At first I was reluctant to believe something like this could happen inadvertently. How can someone copy passages that closely, and not realize it?

Yet the question also is: how can someone deliberately copy passages that closely, and not make it word for word?

Think about all of the times you paraphrased research material, back in junior high and high school, before you realized that you have to know the material well enough that you can explain it without looking at the book. Think of how hard it is to put something in your own words when you're reading someone else's.

What really changed my mind on Viswanathan was something I'd heard or read once about Helen Keller. She tried her hand at writing children's books, except she basically plagiarized a book she'd been familiar with as a child. (I think she pretty young at the time, herself.) She had internalized the story without even consciously realizing she had ever read the book.

And, come to think of it, during my teenage years my writing was heavily influenced by books I read and regarded highly. Not to say I ever directly stole an idea - I hope I didn't, at any rate - but I definitely chose certain topics or settings because of other books I'd read. For example, after reading Avi's Something Upstairs I wrote a ghost story-romance; after reading a book about a girl kidnapped by Indians I wrote a similar story; and after reading Cathy Cash Spellman's Bless the Child I started writing about characters with telepathic and telekinetic abilities. When you really think about it, writers are all influenced by other writers - what matters is that they have take their own angle on the ideas that influenced them.
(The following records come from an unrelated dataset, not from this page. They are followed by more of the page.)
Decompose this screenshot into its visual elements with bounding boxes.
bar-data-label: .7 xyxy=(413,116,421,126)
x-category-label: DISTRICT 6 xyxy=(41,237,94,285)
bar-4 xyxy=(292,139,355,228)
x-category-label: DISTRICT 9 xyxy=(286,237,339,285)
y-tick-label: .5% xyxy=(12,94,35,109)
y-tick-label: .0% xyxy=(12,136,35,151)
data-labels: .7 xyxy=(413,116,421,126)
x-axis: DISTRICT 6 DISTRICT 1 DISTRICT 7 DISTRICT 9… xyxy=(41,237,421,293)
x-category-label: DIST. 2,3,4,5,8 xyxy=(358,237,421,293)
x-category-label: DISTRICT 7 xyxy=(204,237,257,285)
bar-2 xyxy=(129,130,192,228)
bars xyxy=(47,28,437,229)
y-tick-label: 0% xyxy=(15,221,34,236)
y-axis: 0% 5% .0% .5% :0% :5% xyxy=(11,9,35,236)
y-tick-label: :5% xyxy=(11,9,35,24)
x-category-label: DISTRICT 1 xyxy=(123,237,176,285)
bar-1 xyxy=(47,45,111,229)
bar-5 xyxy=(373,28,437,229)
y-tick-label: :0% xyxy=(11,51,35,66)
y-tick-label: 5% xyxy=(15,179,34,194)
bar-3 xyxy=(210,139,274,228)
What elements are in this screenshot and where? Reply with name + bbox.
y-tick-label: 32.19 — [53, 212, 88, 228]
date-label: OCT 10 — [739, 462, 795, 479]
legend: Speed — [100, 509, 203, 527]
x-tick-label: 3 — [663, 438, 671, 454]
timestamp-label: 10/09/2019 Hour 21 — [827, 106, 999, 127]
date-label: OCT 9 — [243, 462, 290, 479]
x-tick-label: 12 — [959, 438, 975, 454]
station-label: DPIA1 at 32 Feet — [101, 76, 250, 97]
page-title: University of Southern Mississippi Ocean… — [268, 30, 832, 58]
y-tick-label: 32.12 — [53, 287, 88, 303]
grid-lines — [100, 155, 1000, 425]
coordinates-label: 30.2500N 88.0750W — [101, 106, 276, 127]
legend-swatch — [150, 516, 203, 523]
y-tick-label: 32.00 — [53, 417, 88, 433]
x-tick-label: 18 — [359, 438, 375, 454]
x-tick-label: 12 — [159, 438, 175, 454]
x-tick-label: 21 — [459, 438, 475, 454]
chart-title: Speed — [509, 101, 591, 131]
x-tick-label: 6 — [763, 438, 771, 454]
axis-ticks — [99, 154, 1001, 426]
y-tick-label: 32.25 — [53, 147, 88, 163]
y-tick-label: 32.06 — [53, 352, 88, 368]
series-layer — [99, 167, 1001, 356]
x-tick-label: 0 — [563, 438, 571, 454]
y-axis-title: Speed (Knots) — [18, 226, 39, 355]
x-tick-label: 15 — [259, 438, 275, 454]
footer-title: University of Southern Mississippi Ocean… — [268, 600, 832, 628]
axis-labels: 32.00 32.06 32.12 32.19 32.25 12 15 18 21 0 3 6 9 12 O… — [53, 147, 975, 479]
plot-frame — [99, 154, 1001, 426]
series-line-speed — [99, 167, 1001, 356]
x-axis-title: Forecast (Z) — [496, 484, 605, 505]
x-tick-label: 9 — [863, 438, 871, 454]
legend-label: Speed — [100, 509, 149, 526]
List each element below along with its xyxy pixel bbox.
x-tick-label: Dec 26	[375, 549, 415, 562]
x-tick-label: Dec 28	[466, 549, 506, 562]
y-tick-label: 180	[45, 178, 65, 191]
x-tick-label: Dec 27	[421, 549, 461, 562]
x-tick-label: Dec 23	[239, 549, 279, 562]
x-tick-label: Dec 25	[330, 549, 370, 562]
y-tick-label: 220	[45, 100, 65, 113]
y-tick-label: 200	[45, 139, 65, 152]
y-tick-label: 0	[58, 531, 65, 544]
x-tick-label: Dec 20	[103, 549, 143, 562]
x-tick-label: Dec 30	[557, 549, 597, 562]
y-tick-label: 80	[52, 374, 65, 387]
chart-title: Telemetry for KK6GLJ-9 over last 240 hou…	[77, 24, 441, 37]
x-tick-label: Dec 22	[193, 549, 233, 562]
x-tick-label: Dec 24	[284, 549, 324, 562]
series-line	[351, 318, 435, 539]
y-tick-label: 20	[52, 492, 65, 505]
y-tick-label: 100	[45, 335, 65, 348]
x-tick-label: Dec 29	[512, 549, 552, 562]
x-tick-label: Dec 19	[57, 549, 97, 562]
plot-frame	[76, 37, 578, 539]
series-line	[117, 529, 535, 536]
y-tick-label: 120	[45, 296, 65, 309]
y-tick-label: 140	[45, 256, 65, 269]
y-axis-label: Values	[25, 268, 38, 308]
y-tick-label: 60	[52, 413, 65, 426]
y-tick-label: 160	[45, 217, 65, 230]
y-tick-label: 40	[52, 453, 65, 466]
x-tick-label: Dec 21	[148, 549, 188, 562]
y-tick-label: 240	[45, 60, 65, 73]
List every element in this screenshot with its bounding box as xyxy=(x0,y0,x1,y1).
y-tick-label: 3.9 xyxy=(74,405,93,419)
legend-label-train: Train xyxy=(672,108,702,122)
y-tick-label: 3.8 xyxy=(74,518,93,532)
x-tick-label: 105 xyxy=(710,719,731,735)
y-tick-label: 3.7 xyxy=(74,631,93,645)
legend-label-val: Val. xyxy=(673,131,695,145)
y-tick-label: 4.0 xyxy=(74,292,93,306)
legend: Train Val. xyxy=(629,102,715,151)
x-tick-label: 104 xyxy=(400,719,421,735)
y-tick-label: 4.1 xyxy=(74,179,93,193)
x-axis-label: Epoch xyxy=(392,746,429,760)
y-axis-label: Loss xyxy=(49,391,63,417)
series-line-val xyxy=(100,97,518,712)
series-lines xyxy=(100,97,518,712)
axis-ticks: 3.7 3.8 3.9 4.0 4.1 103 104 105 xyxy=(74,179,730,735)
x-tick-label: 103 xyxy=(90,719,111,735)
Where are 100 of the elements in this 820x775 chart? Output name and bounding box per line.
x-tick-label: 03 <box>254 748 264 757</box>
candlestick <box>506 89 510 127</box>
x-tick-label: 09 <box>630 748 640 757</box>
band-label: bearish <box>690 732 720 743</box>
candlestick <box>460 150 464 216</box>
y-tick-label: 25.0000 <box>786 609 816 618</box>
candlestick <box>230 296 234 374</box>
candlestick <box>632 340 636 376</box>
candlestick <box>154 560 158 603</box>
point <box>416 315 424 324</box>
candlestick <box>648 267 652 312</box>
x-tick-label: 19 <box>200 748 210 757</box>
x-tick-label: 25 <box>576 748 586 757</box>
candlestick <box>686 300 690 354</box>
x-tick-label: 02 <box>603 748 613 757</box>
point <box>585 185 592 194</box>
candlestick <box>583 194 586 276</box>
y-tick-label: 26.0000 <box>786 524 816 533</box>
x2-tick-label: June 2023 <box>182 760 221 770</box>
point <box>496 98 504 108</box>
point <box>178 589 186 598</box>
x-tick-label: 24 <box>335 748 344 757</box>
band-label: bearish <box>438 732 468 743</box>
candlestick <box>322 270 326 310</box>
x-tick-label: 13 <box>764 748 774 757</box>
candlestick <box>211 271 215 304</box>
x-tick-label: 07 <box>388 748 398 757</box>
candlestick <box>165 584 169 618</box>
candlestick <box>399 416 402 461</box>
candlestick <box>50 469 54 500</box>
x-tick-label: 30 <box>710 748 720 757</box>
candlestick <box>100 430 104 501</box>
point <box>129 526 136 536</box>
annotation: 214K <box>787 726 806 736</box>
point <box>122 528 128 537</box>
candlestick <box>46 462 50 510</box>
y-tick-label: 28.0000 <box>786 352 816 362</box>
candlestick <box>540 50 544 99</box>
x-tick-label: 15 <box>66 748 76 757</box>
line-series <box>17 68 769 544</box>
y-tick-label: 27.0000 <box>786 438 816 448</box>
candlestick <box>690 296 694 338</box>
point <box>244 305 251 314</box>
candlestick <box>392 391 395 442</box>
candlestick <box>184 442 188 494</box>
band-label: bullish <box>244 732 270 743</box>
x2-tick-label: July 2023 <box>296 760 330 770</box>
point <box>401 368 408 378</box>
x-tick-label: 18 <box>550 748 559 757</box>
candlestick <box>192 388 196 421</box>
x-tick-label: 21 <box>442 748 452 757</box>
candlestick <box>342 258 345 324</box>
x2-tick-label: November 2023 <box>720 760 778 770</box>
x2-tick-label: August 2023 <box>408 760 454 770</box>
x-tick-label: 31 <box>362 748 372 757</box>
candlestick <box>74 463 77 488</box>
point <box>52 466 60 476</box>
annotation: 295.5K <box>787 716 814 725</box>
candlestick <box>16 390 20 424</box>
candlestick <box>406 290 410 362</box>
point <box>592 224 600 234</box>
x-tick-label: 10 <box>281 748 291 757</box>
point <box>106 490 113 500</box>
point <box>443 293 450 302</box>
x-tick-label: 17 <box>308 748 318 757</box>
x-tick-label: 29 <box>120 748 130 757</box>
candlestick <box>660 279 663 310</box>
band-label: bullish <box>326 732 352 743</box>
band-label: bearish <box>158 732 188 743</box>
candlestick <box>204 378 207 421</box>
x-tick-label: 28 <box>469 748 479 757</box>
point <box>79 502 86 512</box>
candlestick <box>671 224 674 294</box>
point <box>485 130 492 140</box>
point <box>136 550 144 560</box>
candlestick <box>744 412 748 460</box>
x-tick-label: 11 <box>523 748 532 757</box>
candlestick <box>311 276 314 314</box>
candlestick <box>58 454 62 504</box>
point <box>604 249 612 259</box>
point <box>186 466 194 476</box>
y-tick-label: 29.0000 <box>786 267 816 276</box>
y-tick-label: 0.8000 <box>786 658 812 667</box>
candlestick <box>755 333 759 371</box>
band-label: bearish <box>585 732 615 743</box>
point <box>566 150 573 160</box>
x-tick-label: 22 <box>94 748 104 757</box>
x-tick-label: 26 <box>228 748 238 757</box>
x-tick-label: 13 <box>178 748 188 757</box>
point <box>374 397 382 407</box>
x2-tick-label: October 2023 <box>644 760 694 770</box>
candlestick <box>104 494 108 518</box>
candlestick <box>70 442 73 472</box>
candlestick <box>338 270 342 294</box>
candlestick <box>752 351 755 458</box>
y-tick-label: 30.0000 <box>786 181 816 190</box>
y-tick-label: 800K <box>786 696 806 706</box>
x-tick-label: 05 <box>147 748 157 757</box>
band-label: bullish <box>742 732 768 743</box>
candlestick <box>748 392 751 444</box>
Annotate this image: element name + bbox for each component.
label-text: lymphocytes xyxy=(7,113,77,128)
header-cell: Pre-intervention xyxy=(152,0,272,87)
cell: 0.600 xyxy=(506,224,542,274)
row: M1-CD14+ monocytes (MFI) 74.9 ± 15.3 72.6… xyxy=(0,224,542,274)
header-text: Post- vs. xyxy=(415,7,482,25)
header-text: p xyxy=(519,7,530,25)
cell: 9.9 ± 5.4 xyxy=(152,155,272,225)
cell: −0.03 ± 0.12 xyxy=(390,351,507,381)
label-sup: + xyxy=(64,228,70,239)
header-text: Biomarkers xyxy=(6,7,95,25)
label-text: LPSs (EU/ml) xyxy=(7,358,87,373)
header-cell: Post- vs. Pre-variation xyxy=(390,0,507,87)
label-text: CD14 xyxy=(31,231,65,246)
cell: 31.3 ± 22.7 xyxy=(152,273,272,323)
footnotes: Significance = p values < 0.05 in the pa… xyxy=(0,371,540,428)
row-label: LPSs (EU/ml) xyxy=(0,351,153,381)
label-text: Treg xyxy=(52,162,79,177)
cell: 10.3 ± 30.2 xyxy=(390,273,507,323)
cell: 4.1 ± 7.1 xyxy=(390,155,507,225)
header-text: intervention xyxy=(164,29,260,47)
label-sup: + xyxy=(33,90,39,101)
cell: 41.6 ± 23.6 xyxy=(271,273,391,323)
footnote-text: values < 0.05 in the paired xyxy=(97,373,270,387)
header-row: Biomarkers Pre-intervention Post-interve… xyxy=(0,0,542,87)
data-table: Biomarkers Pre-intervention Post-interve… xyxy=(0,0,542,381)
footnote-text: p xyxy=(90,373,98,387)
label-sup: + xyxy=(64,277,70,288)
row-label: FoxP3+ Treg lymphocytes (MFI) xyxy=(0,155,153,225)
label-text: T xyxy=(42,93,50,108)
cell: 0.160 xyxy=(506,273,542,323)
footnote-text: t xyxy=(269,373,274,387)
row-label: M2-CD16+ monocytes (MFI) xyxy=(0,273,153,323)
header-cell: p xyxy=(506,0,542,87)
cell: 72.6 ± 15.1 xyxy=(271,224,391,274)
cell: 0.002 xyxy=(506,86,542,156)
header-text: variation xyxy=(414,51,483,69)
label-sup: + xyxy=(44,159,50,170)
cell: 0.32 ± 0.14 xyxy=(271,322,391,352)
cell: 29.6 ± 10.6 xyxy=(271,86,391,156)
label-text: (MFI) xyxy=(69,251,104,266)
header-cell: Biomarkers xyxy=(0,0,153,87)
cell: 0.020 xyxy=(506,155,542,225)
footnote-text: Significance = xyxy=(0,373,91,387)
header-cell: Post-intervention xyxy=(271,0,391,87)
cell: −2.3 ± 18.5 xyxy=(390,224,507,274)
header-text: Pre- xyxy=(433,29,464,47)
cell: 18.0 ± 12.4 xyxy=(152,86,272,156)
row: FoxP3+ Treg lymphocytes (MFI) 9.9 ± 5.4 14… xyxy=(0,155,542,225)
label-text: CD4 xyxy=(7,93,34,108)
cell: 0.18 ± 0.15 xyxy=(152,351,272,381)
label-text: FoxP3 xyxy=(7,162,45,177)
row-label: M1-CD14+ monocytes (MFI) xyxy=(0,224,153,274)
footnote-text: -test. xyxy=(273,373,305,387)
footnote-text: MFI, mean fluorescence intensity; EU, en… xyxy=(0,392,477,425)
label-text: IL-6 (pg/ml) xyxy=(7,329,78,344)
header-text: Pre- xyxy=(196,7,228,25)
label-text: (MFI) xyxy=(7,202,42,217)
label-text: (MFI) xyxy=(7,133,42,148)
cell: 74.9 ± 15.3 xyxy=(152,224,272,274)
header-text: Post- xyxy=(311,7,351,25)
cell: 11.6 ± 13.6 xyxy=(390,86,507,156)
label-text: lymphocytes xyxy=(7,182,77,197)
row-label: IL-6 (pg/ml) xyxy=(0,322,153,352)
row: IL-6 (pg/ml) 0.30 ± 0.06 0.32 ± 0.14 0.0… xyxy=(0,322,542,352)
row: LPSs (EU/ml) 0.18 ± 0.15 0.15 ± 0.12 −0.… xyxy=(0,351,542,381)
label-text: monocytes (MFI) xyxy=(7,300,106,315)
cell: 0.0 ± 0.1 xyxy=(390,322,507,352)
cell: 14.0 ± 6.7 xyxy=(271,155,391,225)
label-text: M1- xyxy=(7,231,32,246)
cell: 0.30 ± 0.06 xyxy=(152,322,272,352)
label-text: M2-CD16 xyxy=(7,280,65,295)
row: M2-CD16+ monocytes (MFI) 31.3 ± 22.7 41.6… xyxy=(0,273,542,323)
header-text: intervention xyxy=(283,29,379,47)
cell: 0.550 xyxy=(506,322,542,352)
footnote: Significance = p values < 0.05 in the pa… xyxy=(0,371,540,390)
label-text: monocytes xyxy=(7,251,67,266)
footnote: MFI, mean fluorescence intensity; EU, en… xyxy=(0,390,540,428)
So, my own personal verdict is that Viswanathan is telling the truth - she copied the other writer's work unintentially and unconsciously. However, I think cases such as Viswanathan's - and, I'm sorry to say, Helen Keller's - speak for the importance of a writer having enough sense to know the difference between creating a story and remembering a story. And although I've read a great many books by very talented - and very young - authors, perhaps the ability to differentiate is something that young writers, for the most part, lack.